Ze’ev, who has argued that coercive measures taken to force haredim into the army will have a detrimental effect on ultra-Orthodox enlistment, also pointed to the fact that money for the different programs established by the Tal Law to encourage haredi enlistment was only allocated in 2007, when just 290 ultra- Orthodox men were drafted into the IDF.
“You can’t expect a rise from basically 0% enlistment to 100% in such a small amount of time,” the MK reasoned.
But Shahar Ilan, director of religious freedom lobbying group Hiddush, poured cold water on such sentiments and argued that the rate of increase in haredim indefinitely postponing their military service through the “Torato Omunato” (Torah is his Trade) framework is far outstripping the rate of increase in haredi military enlistment.

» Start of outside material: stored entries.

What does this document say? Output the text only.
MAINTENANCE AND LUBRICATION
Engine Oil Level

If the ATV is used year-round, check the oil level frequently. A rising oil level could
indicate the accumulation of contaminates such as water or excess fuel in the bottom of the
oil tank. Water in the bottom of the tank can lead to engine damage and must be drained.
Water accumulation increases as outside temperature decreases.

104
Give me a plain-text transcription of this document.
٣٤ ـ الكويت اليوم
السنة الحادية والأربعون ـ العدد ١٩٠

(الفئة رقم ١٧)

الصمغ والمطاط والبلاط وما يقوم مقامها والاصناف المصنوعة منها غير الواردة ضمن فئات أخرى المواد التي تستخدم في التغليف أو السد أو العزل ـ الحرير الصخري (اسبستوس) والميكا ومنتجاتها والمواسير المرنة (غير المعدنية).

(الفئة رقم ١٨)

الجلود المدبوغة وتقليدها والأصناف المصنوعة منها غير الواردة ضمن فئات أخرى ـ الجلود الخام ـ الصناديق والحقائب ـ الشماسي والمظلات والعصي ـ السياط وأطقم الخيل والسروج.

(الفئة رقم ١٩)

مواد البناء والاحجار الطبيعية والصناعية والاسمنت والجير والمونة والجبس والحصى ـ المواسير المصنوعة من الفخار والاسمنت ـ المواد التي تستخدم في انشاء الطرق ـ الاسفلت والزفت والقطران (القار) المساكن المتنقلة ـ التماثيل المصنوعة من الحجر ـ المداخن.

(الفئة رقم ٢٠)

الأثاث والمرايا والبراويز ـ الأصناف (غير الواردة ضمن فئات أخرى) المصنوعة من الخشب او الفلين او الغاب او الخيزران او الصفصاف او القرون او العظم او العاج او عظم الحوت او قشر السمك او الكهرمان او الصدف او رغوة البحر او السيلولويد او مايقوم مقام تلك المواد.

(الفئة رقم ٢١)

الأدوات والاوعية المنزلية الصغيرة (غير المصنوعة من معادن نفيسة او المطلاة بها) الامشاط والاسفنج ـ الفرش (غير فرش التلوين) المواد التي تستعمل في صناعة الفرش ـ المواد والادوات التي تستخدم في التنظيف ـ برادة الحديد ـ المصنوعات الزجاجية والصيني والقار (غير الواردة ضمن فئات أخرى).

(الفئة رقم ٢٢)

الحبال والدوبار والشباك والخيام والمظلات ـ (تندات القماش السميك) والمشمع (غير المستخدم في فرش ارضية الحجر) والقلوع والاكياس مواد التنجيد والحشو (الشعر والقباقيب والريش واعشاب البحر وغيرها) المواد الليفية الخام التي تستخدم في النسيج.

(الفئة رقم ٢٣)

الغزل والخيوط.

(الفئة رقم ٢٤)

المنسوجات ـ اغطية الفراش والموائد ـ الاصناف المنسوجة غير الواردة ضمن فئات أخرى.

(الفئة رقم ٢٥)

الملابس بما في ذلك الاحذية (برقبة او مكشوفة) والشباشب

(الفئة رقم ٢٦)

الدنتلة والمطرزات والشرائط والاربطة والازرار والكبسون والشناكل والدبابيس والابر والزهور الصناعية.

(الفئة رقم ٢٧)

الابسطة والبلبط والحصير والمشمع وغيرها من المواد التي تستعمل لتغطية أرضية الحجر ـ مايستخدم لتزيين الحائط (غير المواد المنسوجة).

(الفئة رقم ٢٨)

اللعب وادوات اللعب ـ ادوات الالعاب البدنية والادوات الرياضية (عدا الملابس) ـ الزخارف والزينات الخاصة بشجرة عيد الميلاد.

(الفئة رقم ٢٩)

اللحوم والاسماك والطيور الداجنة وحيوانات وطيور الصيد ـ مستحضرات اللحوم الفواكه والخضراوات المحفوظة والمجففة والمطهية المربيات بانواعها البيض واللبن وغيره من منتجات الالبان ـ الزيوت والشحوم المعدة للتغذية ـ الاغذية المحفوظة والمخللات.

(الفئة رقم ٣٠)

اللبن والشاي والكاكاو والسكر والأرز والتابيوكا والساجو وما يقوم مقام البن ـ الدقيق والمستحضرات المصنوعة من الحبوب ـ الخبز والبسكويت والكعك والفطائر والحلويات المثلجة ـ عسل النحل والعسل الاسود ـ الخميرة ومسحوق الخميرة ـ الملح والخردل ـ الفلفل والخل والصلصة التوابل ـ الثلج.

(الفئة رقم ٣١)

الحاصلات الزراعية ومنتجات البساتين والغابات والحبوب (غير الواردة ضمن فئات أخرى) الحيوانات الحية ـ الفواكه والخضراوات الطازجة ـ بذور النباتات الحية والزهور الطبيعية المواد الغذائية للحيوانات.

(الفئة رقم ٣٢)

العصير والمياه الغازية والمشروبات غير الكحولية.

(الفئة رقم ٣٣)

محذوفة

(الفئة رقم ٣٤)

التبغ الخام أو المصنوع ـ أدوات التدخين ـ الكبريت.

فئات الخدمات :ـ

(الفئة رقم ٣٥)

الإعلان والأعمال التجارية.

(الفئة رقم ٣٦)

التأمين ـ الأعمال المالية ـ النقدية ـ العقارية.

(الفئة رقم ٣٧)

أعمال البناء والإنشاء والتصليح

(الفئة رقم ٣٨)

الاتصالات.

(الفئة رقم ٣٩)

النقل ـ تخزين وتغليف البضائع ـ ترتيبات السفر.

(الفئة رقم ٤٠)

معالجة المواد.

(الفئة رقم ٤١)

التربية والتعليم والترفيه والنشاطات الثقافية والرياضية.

“The state comptroller here has exposed the sad truth on the enlistment of the ultra- Orthodox in the IDF,” Ilan told the Post. “Although there are some important achievements, the rate of increase in draft evasion [through full-time yeshiva study] is much bigger.”
“The conclusion is obvious: It is not possible to continue with this such a slow rate of improvement, because the demographic increase in the haredi population is growing much faster than its enlistment rate.”
Ilan added that in order to speed up ultra-Orthodox enlistment, a quota should be set for military exemptions for full-time yeshiva students, while everyone else would be drafted for either military or civilian service.
A spokeswoman for the draft reform lobbying group the Forum for Equality in the Share of the Military Burden, said in response to the report’s findings that “despite efforts of politicians to spin the increase in haredi enlistment” as a significant achievement, the figures showed that unless a law is passed mandating obligatory national service for all, Israeli society will collapse under societal, economic and security pressures.
In its report, the State Comptroller’s Office credited the two dedicated army tracks for ultra-Orthodox soldiers – Shahar Kahol, which directs haredi recruit to hi-tech roles, and the Netzah Yehuda combat battalion – for having helped achieve the rise in haredi enlistment, which it said represented “an important trend that needs to be encouraged and nurtured.”
However, the report also drew attention to a parallel trend of an increase in the numbers and overall rate of those eligible for army service in the haredi community deferring their military service by remaining in full time yeshiva study under the Torato Omunato framework, which was legally enshrined by the Tal Law.
Between 2003, when the Tal Law came into effect, and 2010, the number of men eligible for military service who deferred their enlistment into the IDF rose by 60 percent, from 39,000 in 2003 to 63,000 in 2010.
The report also pointed out that in 2005, 36% of Jewish men eligible for military service who were not drafted into the IDF were those in the Torato Omunato framework.
Five years later, that number had risen significantly, so that by 2010, 52% of Jewish males eligible for military service who were not drafted into the IDF were ultra-Orthodox who deferred their service through the Torato Omunato status.
A government decision in 2011, changing the procedures for drafting those who had deferred their service, meant that the number of men considered to be deferring military service under Torato Omunato was reduced by 10,000. Therefore, as of 2011, there were 54,000 men who were in full time yeshiva study under the Torato Omunato framework.
Of the total number of haredi men eligible for IDF service in 2010 and 2011 respectively, 13% enlisted in 2010 and 16% enlisted in 2011.
The percentage of all Jewish men enlisting into the IDF in 2010 was 75%.
In addition to IDF service, 1,089 haredi men, representing 13% of those eligible for military service in 2011, served in national or civilian service, alongside 1,282 haredim who enlisted in the IDF, bringing the total percentage of haredim doing some form of military and national service to approximately 28% of the possible total.